Dr Scaruffi is author of 38 scientific publications on peer-reviewed journals and of 65 communications to National and International congresses.
Category of “EMBRYO VIABILITY ASSESSMENT”
Project: Cell DNA-Free test as a non-invasive biomarker for assessing embryo viability.
Embryo selection for transfer into the uterus is one of the major challenges in assisted reproduction technology (ART) to achieve the best balance between reducing the risk of multiple gestation and maximizing the probability of pregnancy.
Dr Scaruffi’s winning project - Cell-free DNA: a non-invasive test for assessing embryo quality - involves the development of a DNA-based tool to provide a novel, non-invasive test for selection of embryos with the highest healthy development potential and thereby to allow a single-embryo transfer approach.

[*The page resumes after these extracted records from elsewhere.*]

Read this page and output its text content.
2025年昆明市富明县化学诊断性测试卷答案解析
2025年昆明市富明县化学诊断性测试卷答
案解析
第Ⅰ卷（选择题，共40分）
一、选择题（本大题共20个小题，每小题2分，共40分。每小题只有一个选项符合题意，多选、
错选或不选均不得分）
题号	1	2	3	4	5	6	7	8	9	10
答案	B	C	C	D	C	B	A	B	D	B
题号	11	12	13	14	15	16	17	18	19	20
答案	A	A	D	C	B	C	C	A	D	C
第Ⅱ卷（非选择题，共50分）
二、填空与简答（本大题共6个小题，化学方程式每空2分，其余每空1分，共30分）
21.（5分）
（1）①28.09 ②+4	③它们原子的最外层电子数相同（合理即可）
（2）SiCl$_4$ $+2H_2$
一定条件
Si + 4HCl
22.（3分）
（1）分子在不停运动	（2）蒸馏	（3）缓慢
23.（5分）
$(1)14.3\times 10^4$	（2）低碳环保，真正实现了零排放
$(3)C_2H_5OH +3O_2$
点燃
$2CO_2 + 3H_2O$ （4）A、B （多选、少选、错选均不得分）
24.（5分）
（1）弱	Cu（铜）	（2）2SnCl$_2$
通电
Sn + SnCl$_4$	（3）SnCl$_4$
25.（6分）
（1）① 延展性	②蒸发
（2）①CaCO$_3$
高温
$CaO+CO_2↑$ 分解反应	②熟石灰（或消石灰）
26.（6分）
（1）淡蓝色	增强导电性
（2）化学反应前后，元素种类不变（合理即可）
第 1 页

Starting with the hypothesis that fragmentation occurring during embryo cleavage should imply releasing of nuclear and/or mitochondrial DNA into the culture medium, Dr Scaruffi proposes to deeply characterize nuclear and/or mitochondrial DNA in embryo culture medium, in order to investigate whether both cell-free nucleic acid types may provide additional, reliable, predictive parameters for embryo viability and implantation potential.